Dalam praktik penegakan hukum, doxing sering dianggap pelanggaran “ringan” atau konflik personal di media sosial. Padahal, secara hukum internasional, pelanggaran data pribadi dikategorikan sebagai pelanggaran hak asasi manusia. Universal Declaration of Human Rights (Pasal 12) dan International Covenant on Civil and Political Rights (Pasal 17) secara tegas melarang intervensi sewenang-wenang terhadap privasi, kehormatan, dan reputasi seseorang.
Negara-negara dengan rezim perlindungan data kuat memandang serius kejahatan ini. Uni Eropa melalui General Data Protection Regulation (GDPR) menjatuhkan sanksi berat terhadap penyalahgunaan data, bahkan kepada korporasi besar. Di Indonesia, ironi terjadi: kebocoran data berskala ratusan juta pengguna—dari sektor publik hingga swasta—berulang, namun akuntabilitas nyaris nihil.
Data Badan Siber dan Sandi Negara (BSSN) menunjukkan Indonesia termasuk negara dengan tingkat insiden kebocoran data tertinggi di Asia Tenggara. Sayangnya, kebocoran masif ini menciptakan “ladang subur” bagi doxer. Ketika data mudah diperoleh di pasar gelap digital, doxing tidak lagi membutuhkan keahlian teknis tinggi—cukup niat jahat dan akses internet.
Yang lebih mengkhawatirkan, budaya impunitas tumbuh subur. Pelaku doxing jarang dihukum, sementara korban justru sering disalahkan karena dianggap “terlalu vokal”. Pola ini mencerminkan kegagalan negara dalam menjalankan kewajiban positifnya: melindungi warga dari pelanggaran hak privat oleh sesama warga maupun oleh aktor non-negara.

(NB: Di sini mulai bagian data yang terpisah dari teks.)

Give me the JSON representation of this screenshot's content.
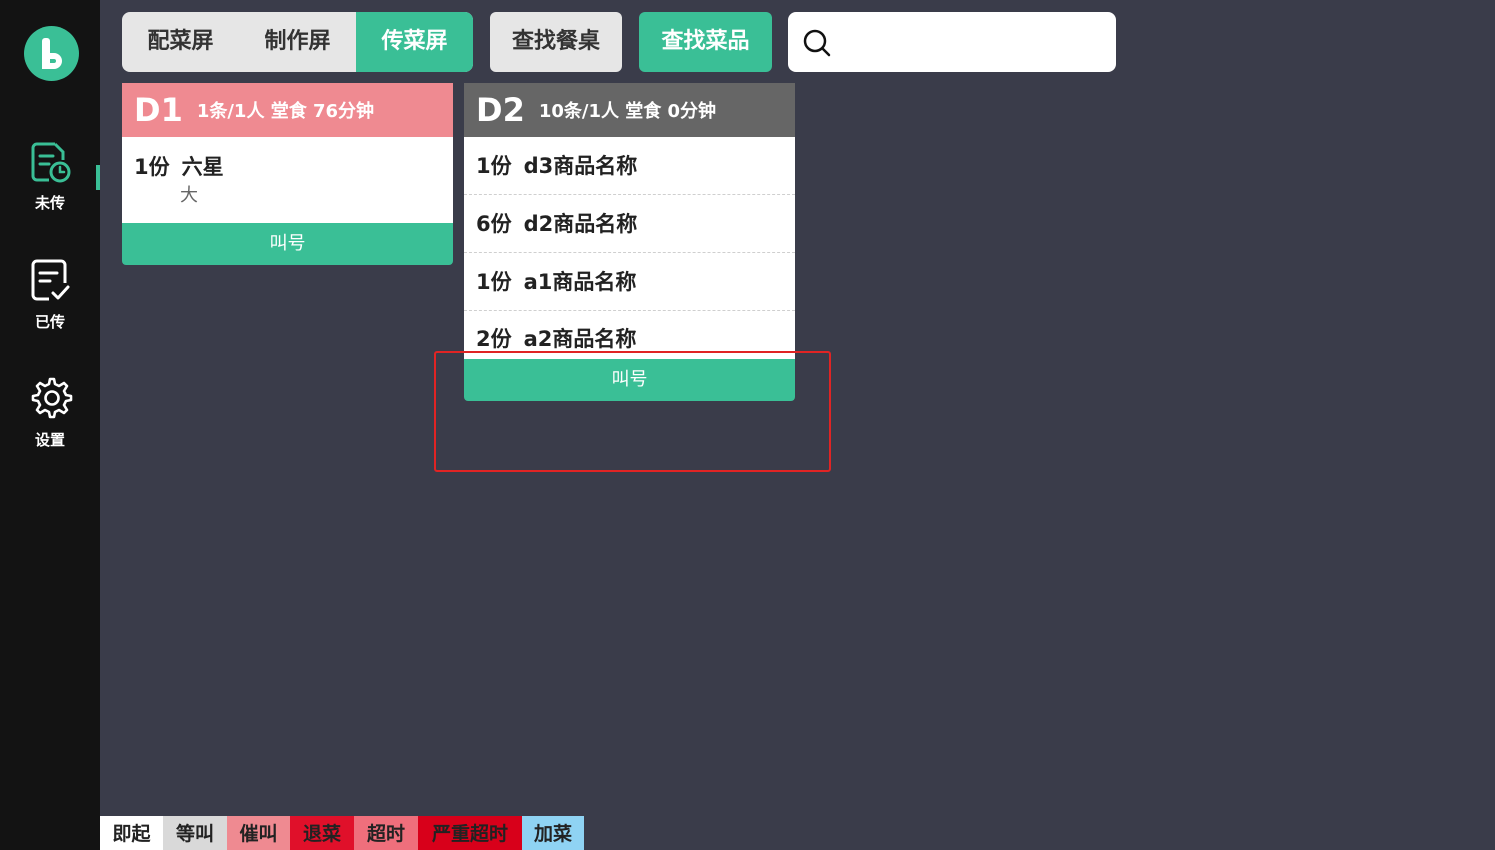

Penegakan hukum yang mandul bukan semata persoalan aparat, tetapi juga desain kelembagaan. Otoritas pelindungan data pribadi yang diamanatkan UU PDP belum sepenuhnya operasional dan independen. Tanpa lembaga pengawas yang kuat, UU PDP berisiko menjadi macan kertas—indah di atas teks, lemah di lapangan.
Lebih dari sekadar masalah hukum, doxing adalah ancaman terhadap demokrasi. Ketika warga takut berbicara karena risiko data pribadinya disebarluaskan, ruang publik menyempit. Kebebasan berekspresi berubah menjadi privilese bagi mereka yang memiliki perlindungan, bukan hak bagi semua.
Indonesia berada di persimpangan jalan: menjadikan perlindungan data pribadi sebagai pilar negara hukum modern, atau membiarkannya menjadi jargon kosong di tengah keganasan digital. Tanpa penegakan hukum yang tegas, konsisten, dan berpihak pada korban, doxing akan terus menjadi senjata senyap—merusak martabat manusia, satu data pribadi pada satu waktu.
Demikian.
Penulis Merupakan Praktisi Hukum Dan Wkl. Sekretaris Bidang Hukum Dan HAM MW KAHMI Sumut.